Technology companies raise funds by selling shares of company to external investors through acquisition transactions. Digital assets form an important part of technology companies that add immense value to their business valuation. Innovators protect digital assets by way of patent protection to ensure that inventive products provide strategic business advantage. As an example in India, Jio Platforms have raised significant investment through various investors including the likes of Google and Facebook. Jio Platforms are made up of digital assets of Reliance Group above its basic connectivity assets. Besides mobile, broadband, and enterprise solutions, Jio Platforms have properties with video content, music, natural language processing, regional language technology, and e-governance. The digital experience of Reliance Groups is owned by Jio Platforms and it certifies the monetization of the customer base for multiple revenue streams. Thus, the Jio Platforms business model is non-linear.
Reliance Industries undertook three major deals to economize its share in Jio Platforms, the digital property of Reliance Group. Jio Platforms has over 50% of the valuation of the Reliance group and while Facebook is a business synergy with Jio, Silver Lake, and Vista Equity are PE funds. The Facebook agreement authorized Jio Platforms to leverage the Indian Facebook and WhatsApp community to empower smart trade. With “Jio Meet”, the platform aims to build super apps as its Asian subparts like Alibaba and Tencent have successfully done. This is the greatest investment deal for a minority stake through a technology enterprise in the world and is the greatest FDI funding in the technological area in India. The deal will make Facebook the greatest minority shareholder of Jio after the deal receives the regulatory approvals and will make Jio Platforms amongst the best 5 listed businesses in India by way of market capitalization.
Private Equity (PE) investors generally retain a 10% to 25% investment in the share capital of a business and the major investment is mainly held by the promoters. There has existed a surge in promoters amassing a minority interest in the group, with the capital framework of the enterprise being distributed to several investors.
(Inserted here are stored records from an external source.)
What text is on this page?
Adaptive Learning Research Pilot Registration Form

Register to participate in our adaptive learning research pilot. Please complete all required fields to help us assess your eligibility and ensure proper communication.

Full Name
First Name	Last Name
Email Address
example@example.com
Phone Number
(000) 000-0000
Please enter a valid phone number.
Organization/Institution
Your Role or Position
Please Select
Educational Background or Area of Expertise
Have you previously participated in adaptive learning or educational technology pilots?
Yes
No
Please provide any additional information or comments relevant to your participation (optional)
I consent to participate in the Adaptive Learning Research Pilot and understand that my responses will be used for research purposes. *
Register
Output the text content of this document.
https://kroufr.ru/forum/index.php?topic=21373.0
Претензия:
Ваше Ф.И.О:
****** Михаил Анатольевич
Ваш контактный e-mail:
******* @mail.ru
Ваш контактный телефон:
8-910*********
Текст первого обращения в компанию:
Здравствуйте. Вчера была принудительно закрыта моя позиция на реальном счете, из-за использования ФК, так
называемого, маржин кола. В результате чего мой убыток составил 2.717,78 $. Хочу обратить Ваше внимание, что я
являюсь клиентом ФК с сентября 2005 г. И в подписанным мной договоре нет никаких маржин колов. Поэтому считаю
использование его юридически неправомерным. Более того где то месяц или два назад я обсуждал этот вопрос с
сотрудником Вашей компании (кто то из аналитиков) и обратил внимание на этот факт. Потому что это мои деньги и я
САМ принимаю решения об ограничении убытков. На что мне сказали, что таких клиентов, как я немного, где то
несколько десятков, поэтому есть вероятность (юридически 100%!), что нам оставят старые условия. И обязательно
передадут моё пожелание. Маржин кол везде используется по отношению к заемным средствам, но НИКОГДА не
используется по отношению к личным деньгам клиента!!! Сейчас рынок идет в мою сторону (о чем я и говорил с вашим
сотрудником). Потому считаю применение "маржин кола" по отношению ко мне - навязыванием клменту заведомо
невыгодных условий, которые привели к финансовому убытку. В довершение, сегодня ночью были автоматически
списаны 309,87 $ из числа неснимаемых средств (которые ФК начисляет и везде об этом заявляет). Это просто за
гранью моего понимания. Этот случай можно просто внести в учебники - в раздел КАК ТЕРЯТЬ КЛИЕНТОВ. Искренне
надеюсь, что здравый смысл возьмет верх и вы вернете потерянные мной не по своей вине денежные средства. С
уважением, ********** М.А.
Where the PE investors need to attain a controlling share, promoters maintain between 10% to 25%. It is also familiar for PE investors to maintain a significant minority investment in the business.
American social media and technology colossus, Facebook aims at investing ₹43,574cr for a 9.99% investment in Jio Platforms, an associate of Reliance Industries Ltd (RIL). The contract furnishes a pre-enterprise price of ₹4.62trn, with a conversion rate of ₹70 to the mobile communications business. Accordingly, formal safety like council seats, the ability to veto, quorum liberties, information rights, and exit rights have a crucial role in certifying the investor’s rights are safeguarded. Considering the Facebook deal, it is a tremendous undertaking for a minor stake by a technology corporation in the world and is the largest FDI funding in the Indian tech sector. Facebook serves as a major minority shareholder of Jio after the contract is authorized and will rank Jio Platforms in the prime 5 listed Indian companies by market capitalization.
For equity transactions pertaining to minority stake investments in India, there exist various regulatory conditions that are required for private equity firms to invest in companies situated in India:
Companies and institutional investors interested in acquiring minority stakes in Indian companies need to ensure compliance with above-mentioned regulations, as applicable to specific transactions.